That adage has been much in my mind in the last 24 hours. For decades the LibDems (and the Liberals and SDP before them) have dreamed about being the king-makers who could force the two big parties to accept proportional representation.
Now Nick Clegg is a king-maker; well, sort of. I’ve been reading today’s newspapers, and they’re stuffed with contradictory advice and analysis. The Beast (i.e. the British electorate) has inadvertently given itself a taste of what Cabinetformatie (as the Dutch call it) would be like in a fairer voting system.
It looks as though all of Clegg’s options are unpalatable. So the only thing to do is to try and work out some general principles. If I were advising the LibDems, this is what I would say:
What matters is the long-term renewal of our political system. PR is only a part of that. A more important part is the renewal of the political parties.
A formal alliance, coalition or power-sharing with either Cameron or Brown is a non-starter. Either would destroy the LibDems.
There will be another election soon. The party that forms the government will be savagely punished by the electorate for the cuts it will have imposed to placate the markets. So a priority for Clegg should be to distance his party as much as possible from active responsibility for the cuts.
The temptation to support Labour under Brown should be resisted, despite the argument that the Labour+LibDem combination got more than 50% of the national vote and the deathbed conversion of Labour to PR. Apart from anything else, the Parliamentary arithmetic would leave a Labour-LibDem pact short of an overall majority. It would be a one-way ticket to oblivion for the LibDems. And probably couldn’t even be sure of delivering a referendum on PR
So…
Cameron should be told that a minority government led by him will get LibDem support on an issue-by-issue basis. In other words, he should be given enough rope to hang himself. And while he is doing so the Tories will tear themselves apart as the pressures of governing bring their visceral ideological fissures to the surface.
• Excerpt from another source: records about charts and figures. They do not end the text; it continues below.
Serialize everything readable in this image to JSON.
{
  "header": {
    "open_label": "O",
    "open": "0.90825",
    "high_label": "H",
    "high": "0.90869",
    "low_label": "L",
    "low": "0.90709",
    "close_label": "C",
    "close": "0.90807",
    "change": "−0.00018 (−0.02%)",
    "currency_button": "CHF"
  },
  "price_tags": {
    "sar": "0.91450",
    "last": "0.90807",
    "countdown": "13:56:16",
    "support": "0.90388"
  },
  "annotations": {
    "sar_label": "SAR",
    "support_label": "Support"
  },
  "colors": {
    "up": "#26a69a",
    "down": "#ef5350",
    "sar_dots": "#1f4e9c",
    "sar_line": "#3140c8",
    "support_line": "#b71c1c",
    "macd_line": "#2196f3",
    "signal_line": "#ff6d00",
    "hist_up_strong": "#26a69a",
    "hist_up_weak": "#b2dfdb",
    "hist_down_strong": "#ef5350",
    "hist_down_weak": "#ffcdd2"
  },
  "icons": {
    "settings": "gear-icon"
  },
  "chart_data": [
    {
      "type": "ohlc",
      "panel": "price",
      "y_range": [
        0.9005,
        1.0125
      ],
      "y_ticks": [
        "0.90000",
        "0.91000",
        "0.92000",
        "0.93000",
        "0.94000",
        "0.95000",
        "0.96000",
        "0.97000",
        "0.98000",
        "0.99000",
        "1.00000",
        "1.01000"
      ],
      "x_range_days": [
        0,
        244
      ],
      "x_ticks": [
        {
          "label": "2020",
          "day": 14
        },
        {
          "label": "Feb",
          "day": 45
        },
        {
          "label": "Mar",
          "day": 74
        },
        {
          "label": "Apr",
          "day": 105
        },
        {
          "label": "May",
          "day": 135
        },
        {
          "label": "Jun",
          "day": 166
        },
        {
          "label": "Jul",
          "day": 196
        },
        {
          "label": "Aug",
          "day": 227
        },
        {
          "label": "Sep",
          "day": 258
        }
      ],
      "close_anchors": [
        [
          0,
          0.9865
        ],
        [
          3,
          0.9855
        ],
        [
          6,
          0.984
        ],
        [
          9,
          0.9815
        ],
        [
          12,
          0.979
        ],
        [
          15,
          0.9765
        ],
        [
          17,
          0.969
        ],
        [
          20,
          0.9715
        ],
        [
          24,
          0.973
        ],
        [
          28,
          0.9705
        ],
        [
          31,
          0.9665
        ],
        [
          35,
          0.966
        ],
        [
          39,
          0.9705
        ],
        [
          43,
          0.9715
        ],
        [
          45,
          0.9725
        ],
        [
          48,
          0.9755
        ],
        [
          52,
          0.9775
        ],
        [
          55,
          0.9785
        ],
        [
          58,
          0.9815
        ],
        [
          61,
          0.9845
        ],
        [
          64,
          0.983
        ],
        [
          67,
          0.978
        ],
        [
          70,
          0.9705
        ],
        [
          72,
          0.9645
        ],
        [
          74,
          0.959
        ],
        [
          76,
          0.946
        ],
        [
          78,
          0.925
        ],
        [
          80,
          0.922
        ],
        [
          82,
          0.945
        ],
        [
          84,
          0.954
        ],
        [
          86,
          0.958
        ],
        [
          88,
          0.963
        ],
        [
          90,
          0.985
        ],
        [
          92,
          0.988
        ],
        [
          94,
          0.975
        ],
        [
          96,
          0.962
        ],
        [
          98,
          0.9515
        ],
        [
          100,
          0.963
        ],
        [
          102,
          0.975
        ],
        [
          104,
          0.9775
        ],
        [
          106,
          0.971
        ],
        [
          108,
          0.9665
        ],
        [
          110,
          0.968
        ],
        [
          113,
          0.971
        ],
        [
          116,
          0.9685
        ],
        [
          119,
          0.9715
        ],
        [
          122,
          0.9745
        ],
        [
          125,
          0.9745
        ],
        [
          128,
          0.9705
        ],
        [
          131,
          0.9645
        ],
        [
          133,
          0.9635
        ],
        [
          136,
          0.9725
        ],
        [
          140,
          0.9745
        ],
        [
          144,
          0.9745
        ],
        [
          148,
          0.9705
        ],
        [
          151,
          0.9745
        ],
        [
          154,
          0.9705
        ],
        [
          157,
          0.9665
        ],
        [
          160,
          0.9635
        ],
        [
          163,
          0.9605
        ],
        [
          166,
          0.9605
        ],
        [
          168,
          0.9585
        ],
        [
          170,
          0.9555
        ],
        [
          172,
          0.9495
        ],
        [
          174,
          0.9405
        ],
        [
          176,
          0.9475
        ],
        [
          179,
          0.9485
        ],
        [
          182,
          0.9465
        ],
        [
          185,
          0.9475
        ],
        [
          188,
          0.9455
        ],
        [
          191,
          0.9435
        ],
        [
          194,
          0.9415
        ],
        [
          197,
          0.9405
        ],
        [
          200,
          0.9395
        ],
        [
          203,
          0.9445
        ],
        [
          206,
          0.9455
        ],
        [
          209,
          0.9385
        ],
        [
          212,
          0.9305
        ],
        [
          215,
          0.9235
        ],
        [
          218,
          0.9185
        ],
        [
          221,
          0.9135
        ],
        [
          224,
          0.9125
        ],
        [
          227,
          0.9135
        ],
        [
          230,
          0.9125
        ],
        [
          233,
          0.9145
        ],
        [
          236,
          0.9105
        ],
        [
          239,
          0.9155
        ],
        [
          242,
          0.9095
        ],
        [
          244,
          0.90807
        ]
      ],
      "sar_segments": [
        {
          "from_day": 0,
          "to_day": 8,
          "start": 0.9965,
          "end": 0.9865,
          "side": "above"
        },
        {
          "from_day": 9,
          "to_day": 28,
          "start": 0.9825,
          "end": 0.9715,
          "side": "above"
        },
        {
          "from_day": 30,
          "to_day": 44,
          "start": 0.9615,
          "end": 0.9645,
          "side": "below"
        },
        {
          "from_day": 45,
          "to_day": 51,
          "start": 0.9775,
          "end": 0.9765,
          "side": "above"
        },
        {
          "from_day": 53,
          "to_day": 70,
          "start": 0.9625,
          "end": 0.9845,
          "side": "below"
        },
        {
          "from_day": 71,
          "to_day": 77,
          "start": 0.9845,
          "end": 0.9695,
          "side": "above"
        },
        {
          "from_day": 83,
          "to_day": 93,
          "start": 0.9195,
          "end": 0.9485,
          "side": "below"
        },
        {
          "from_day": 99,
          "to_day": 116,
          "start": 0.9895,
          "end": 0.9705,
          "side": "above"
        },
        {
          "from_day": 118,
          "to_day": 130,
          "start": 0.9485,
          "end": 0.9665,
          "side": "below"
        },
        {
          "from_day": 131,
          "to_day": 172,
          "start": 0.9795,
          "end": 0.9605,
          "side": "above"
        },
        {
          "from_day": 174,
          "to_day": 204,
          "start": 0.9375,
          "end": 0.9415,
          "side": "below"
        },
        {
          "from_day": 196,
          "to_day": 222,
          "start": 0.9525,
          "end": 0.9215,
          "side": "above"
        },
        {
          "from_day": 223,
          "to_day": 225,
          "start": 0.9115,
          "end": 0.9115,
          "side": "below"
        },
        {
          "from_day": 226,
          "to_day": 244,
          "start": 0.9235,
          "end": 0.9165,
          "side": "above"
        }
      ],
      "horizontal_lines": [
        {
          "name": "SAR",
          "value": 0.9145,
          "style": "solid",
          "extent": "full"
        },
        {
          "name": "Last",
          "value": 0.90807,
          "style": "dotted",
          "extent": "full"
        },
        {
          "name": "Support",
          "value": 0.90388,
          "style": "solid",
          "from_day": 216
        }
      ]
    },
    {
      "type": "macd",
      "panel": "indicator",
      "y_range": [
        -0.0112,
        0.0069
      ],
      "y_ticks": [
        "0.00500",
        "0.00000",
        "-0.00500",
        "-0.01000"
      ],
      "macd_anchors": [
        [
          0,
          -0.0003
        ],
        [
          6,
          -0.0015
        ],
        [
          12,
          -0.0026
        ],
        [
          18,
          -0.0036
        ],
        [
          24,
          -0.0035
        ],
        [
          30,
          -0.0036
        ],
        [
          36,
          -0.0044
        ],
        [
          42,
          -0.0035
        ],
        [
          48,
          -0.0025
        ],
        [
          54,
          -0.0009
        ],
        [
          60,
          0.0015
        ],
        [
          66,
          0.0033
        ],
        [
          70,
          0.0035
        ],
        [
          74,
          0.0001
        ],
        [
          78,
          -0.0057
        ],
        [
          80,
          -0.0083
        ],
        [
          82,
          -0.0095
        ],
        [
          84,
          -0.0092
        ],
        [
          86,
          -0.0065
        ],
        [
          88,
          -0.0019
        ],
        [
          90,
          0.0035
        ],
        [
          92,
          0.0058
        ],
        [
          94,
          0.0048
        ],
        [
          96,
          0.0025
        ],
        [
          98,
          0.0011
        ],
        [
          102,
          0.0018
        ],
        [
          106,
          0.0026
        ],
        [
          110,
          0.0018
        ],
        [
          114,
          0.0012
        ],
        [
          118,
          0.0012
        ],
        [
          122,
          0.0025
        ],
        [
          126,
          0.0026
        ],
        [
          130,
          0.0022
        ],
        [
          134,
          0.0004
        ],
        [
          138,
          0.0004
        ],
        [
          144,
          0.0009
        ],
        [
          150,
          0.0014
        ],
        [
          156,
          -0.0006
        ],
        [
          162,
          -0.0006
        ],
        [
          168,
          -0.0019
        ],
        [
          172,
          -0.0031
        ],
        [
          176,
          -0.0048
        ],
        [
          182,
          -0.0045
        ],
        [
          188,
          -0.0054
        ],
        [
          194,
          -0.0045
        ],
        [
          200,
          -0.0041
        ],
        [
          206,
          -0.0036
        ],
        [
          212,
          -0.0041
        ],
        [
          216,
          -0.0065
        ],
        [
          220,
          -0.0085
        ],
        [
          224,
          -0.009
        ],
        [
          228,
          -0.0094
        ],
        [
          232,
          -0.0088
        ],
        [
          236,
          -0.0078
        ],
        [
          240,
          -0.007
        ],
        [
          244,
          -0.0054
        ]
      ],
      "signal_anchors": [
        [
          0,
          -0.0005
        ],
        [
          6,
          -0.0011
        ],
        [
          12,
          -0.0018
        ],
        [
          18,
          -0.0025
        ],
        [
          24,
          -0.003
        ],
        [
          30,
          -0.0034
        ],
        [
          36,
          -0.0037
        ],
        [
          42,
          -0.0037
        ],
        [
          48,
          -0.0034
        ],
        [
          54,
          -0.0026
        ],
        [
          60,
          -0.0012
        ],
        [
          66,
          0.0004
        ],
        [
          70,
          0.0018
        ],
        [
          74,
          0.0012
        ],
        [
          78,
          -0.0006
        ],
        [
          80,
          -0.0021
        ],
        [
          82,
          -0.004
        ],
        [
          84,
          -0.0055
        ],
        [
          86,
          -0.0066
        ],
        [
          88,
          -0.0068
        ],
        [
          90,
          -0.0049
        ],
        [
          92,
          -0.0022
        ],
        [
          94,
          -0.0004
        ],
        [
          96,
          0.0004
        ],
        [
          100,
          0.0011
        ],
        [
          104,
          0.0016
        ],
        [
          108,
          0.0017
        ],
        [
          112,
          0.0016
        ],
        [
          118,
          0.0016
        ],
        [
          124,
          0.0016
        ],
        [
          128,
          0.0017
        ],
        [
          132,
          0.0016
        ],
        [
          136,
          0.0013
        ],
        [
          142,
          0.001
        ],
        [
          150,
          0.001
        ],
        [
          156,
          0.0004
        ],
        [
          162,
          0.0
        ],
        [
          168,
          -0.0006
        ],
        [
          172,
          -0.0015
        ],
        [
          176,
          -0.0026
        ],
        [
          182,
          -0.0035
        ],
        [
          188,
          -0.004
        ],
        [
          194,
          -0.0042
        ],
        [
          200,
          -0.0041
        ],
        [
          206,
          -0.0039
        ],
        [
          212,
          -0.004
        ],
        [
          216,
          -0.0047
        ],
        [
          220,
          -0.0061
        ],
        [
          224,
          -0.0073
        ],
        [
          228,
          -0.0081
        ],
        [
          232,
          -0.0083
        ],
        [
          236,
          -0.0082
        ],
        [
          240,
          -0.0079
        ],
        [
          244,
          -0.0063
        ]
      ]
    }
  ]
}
In the end, two Tory mini-parties will emerge from the fracas: a deeply reactionary, xenophobic faction, akin to the current US Republican party, supported by an hysterical (but declining) cohort of print newspapers; and a relatively liberal, progressive party of the kind Cameron fantasises about. The former will decline into noisy marginality; hopefully, the latter will mature into a sensible and formidable centre-right party.
Meanwhile, the shock of defeat will eventually lead to the removal of Gordon Brown and may trigger a renewal of the Labour party into a more liberal, less-authoritarian, reform-minded, progressive political force. (Note, I say “may”.)
Er, that’s it. My consulting rates for political advice are quite reasonable, btw.